Keeping in mind that the current material is related to the scenarios corresponding to Double Selective Channels, the methods proposed for power NOMA Transmission will be first analyzed the so-called SIC (Successive Interference Cancelation) design. One must note that the idea of SIC was proposed and implemented long ago for MAI mitigation (see, for example [35] and references therein).

The SIC design has been thoroughly investigated and developed (see [1] [13] etc.); as it was already mentioned above (see Section 1) and the low feasibility of an accurate user identification provoked doubts regarding its application in power NOMA for MIMO transmission systems, particularly in Double Selective channels.

In this regard, the Filter Bank approach was proposed for the UE’s identification at [13] for HSC. Its application is based on specific chaos filtering methods for “parallel filtering” of all {UE’s} in a simultaneous fashion and to pass the filtered results to the multiple hypothesis sequential testing for UE’s decoding (identification). This approach is characterized by reduced processing times [13] [36] .

It is reasonable to remind once more, but briefly, that due to the physical phenomena at Double Selective channels both in time and frequency domains, the transmitted signals are “destroyed” into almost random processes with “double selective” shapes, characterized by such common distortions, as Doppler Shifts, Frequency Offsets, Frequency Shifts, etc. The latter gives an opportunity to apply the chaotic models (see [14] [15] [16] [17] [37] [38] [39] , etc. and references therein) as a UE’s signatures instead of random models in order to take advantage of the “singular” features (i.e. practical “invariance” to SNR value of the corresponding processing algorithms).

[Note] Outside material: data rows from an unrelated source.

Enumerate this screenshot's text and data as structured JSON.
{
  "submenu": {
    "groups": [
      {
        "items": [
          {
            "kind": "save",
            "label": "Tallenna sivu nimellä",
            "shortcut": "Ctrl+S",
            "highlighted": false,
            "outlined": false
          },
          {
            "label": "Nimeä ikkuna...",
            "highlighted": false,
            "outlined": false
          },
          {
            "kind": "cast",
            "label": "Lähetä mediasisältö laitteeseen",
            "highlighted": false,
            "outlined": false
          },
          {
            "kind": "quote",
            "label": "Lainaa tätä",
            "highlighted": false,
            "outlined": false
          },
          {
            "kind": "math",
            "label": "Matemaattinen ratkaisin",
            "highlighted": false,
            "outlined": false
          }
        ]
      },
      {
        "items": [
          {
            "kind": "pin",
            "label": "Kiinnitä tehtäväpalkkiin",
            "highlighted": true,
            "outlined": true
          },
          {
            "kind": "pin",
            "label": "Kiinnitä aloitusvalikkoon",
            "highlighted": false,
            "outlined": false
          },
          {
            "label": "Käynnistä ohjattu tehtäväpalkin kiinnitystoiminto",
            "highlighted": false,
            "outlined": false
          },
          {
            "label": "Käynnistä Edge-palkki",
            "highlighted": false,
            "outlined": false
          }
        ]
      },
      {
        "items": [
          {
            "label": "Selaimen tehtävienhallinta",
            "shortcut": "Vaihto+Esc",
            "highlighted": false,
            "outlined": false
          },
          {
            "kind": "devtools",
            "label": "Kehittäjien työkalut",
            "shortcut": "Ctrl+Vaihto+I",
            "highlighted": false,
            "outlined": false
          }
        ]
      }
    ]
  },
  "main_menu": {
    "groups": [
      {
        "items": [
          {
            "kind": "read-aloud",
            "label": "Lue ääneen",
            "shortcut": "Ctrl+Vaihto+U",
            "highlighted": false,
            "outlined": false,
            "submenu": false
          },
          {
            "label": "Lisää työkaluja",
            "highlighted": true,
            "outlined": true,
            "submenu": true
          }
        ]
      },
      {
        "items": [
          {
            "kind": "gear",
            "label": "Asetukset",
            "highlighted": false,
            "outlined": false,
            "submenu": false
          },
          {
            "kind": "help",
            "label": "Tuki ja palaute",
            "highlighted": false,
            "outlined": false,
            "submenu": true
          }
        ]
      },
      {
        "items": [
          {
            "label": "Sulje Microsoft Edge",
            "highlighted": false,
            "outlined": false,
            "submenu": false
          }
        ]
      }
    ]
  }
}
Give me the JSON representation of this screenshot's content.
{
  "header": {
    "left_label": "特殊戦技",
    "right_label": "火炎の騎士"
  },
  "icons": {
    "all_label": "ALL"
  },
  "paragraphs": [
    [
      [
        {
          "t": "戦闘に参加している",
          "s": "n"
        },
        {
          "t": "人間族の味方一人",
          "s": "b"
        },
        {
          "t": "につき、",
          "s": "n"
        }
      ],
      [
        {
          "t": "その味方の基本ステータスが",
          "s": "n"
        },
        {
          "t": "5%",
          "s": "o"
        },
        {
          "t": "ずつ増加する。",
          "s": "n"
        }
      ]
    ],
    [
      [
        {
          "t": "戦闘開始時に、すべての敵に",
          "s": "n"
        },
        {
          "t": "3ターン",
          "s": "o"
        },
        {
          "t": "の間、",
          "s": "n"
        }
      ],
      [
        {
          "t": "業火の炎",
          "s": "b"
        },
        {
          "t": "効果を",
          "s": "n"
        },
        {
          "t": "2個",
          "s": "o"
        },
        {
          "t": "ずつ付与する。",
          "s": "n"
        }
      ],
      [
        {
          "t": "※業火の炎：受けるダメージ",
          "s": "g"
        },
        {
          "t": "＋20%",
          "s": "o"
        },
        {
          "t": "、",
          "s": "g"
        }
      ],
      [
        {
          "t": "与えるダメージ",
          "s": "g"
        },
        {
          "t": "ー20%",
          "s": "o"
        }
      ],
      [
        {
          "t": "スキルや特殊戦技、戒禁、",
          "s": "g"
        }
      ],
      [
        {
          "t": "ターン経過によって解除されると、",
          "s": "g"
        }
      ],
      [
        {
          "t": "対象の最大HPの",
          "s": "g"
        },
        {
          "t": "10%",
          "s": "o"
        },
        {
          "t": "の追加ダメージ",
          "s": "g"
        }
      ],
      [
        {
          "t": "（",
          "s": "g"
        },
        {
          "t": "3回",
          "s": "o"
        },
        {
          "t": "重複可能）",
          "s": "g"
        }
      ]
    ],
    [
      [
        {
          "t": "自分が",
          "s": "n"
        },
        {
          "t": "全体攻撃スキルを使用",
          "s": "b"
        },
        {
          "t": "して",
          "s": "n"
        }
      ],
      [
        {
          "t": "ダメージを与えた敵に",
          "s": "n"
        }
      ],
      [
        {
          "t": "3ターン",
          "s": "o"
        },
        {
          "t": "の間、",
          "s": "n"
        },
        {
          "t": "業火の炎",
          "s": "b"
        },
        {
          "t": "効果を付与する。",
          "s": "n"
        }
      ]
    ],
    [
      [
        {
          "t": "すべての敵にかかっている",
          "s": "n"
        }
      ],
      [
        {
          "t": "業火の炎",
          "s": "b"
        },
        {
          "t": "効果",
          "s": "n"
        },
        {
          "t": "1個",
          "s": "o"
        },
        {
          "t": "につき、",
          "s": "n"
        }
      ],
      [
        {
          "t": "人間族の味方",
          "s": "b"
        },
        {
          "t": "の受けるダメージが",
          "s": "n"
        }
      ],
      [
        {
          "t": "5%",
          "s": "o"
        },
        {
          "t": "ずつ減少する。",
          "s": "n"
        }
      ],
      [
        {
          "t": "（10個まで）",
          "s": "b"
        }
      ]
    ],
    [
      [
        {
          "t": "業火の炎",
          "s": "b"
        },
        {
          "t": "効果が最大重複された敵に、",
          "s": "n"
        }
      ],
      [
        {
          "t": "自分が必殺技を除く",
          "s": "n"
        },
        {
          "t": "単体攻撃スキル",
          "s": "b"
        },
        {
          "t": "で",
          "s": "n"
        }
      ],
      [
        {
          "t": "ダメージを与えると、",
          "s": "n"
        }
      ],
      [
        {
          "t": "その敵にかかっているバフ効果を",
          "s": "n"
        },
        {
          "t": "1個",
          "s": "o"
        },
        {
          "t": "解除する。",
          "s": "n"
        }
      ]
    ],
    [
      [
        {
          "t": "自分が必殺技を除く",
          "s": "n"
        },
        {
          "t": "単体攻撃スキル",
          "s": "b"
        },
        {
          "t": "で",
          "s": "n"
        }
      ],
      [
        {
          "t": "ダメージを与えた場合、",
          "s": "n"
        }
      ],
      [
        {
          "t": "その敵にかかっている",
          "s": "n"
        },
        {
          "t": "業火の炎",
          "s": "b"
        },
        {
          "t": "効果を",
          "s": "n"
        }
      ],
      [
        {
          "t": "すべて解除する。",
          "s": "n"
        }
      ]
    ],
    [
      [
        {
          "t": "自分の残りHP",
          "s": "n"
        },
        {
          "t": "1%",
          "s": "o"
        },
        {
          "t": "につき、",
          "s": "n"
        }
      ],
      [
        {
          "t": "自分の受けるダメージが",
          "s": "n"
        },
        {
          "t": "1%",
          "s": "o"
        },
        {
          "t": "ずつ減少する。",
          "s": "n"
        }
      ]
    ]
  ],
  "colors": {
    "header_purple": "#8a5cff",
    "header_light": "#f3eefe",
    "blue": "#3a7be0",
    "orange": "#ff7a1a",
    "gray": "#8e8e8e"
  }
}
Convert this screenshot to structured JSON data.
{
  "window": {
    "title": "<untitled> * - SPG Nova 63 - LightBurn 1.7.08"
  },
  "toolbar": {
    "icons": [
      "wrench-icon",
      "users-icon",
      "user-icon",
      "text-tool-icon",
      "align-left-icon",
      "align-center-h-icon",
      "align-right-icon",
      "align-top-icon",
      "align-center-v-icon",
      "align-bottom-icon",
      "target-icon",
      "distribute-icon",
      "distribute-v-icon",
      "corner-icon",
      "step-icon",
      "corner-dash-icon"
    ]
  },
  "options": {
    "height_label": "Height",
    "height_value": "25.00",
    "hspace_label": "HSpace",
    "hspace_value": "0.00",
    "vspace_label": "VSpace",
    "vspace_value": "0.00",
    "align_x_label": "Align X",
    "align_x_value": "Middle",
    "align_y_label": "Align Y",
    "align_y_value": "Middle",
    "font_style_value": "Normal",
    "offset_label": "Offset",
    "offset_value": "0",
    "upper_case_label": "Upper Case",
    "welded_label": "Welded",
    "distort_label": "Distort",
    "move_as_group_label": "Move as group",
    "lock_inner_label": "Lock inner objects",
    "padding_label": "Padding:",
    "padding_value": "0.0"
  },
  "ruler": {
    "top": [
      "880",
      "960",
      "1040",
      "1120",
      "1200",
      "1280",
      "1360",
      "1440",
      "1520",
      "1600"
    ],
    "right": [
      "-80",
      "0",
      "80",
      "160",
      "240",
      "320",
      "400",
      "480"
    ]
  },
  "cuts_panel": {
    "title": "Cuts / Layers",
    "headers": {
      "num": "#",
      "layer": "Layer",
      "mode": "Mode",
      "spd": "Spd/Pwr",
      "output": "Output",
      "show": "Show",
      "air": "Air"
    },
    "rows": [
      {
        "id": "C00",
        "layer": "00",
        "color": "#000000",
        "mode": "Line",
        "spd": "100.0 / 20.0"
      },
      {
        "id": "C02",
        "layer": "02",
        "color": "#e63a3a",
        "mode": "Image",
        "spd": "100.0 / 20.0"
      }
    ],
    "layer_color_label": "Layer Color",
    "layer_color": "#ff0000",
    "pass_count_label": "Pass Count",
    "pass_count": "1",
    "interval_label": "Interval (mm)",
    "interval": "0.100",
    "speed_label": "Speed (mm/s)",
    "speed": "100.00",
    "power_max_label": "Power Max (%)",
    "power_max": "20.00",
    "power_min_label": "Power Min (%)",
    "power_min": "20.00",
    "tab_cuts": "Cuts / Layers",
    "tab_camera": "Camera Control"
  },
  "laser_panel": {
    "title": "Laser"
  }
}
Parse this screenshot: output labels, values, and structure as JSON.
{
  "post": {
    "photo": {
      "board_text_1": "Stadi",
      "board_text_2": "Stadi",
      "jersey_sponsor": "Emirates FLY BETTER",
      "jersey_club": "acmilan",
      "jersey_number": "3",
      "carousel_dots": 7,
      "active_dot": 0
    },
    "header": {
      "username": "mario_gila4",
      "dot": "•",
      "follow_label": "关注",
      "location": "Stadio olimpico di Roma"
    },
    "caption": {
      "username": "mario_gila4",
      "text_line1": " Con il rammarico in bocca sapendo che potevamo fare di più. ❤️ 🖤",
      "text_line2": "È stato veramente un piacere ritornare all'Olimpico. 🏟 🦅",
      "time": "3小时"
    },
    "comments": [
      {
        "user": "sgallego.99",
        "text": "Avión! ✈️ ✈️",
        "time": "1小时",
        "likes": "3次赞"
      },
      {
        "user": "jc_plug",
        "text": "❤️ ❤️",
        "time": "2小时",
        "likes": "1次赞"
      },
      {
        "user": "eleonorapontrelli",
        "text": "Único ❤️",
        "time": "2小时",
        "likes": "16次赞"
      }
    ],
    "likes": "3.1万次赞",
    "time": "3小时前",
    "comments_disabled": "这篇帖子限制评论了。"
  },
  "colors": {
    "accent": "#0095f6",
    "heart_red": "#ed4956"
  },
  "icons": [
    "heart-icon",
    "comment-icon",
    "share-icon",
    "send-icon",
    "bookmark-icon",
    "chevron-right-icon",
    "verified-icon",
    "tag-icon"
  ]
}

3.2. Chaos Filtering and {UE’s} Identification (Classification)

The users’ identification by means of their simultaneous filtering or estimation seems to be a rather opportunistic idea for the Doubly Selective Channels (see Figure 3).

At the same time, one has to notice that the Filter Bank Solution has to be based on the principles of precise algorithms as the aim is to classify, or “separate” (identify) the many different users by applying only their “signatures” in power NOMA transmission systems.

In [13] , the SNR and SINR conditions, for effective users decoding (identification), were experimentally proposed (see also [13] for details).

It was shown there, that to neglect the influence of {UE’s} classification errors for the final Noise Immunity of the transmission system, the so-called “significant difference” between the users (see [1] ) has to be almost similar to their SNR values.

Figure 3. Block diagram for the UE’s filtering classification (identification).

One has to notice, that the corresponding background for chaos filtering was exhaustively presented in the already mentioned references, though there is no sense to repeat it!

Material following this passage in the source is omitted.